Apple profits tremendously from this artificially limited competitive landscape, but a large portion of their customer base loses out, as Apple heavily censors what is available from their store.
These tactics appear to have the backing of copyright-protection legislation, despite the locks being ineffectual and there being no copyright to violate in this situation. Circumventing the locks was considered a crime in the United States, and still is considered a crime elsewhere.
The business strategy, however, is rooted in perverting a law meant to protect copyright owners.
Finally, as in the bicycle example above, it comes down to ownership.
If I lose the key to my bicycle lock, I am perfectly entitled to saw the lock of my bike. If I lock myself out of my car, I am perfectly free to call somebody to pick the lock on my door, break the window, or use some other means at my disposal to get into the car.

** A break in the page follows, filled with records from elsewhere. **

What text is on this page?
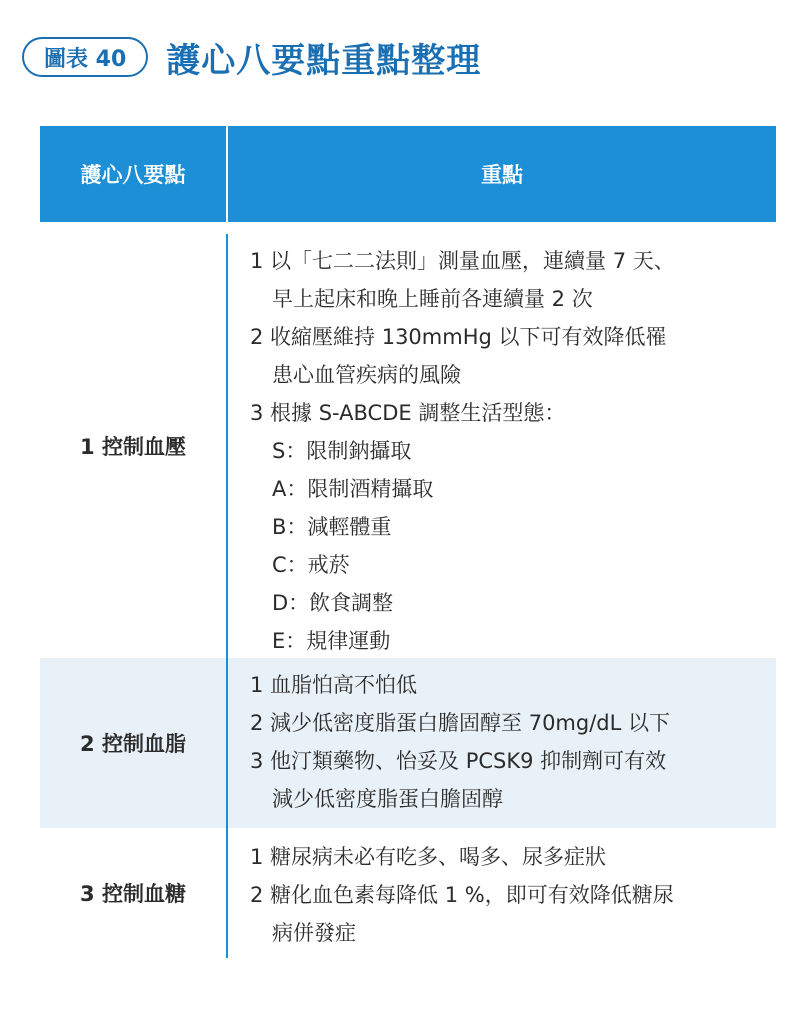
圖表 40	護心八要點重點整理
護心八要點	重點
1 控制血壓
1 以「七二二法則」測量血壓，連續量 7 天、
早上起床和晚上睡前各連續量 2 次
2 收縮壓維持 130mmHg 以下可有效降低罹
患心血管疾病的風險
3 根據 S-ABCDE 調整生活型態：
S：限制鈉攝取
A：限制酒精攝取
B：減輕體重
C：戒菸
D：飲食調整
E：規律運動
2 控制血脂
1 血脂怕高不怕低
2 減少低密度脂蛋白膽固醇至 70mg/dL 以下
3 他汀類藥物、怡妥及 PCSK9 抑制劑可有效
減少低密度脂蛋白膽固醇
3 控制血糖
1 糖尿病未必有吃多、喝多、尿多症狀
2 糖化血色素每降低 1 %，即可有效降低糖尿
病併發症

My bike. My car. My stuff.
I can break it, break into it, and use it how I see fit — so long as I am not committing some other crime by doing so. It might look suspicious, and result in a question or two from a police officer — at least, I hope it would — but it’s all perfectly legal.
Applying that same logic in the digital world, the question becomes who owns my iPhone?
If the answer is Apple owns my iPhone, then fair enough — I should not be allowed to break the locks within the device. I should also have to pay them if I put it in a blender. I would be destroying their stuff, after all.
But if I own my iPhone, then I should be able to do what I want with it, including downloading an alternate Operating System, or unapproved applications. So long as all this software is legally obtained, it should not be anybody’s business but my own. And I should not have to worry about going to prison for it.
This change is good
An all-out, take-no-prisoners digital lock rule was wrong. And rules that are wrong should be changed — this change simply makes breaking locks illegal only when the lock was protecting somebody else’s stuff. Which is how it is with analog locks.
It is hard to see this as a bad thing.
But this is not why the decision makes people happy — courts were not, after all, clogged with bizarre prosecutions under this law.
The decision makes people happy because it tears away the basis of the business practices of companies like Apple, and puts the right to decide what to do with hardware back in the hands of the consumer.
It allows jailbreaking to be something other than the domain of activists protesting against the status quo, and opens up a world of possibility to those who were willing to respect a law, even if it did not make sense.
In short, the jailbreaking geeks were not just geeks — many were making a conscious act of defiance (and risking prison, however faint that risk might have been) in response to a business practice based upon a perversion of law. And they won — this battle, anyways — and winning tends to bring happiness.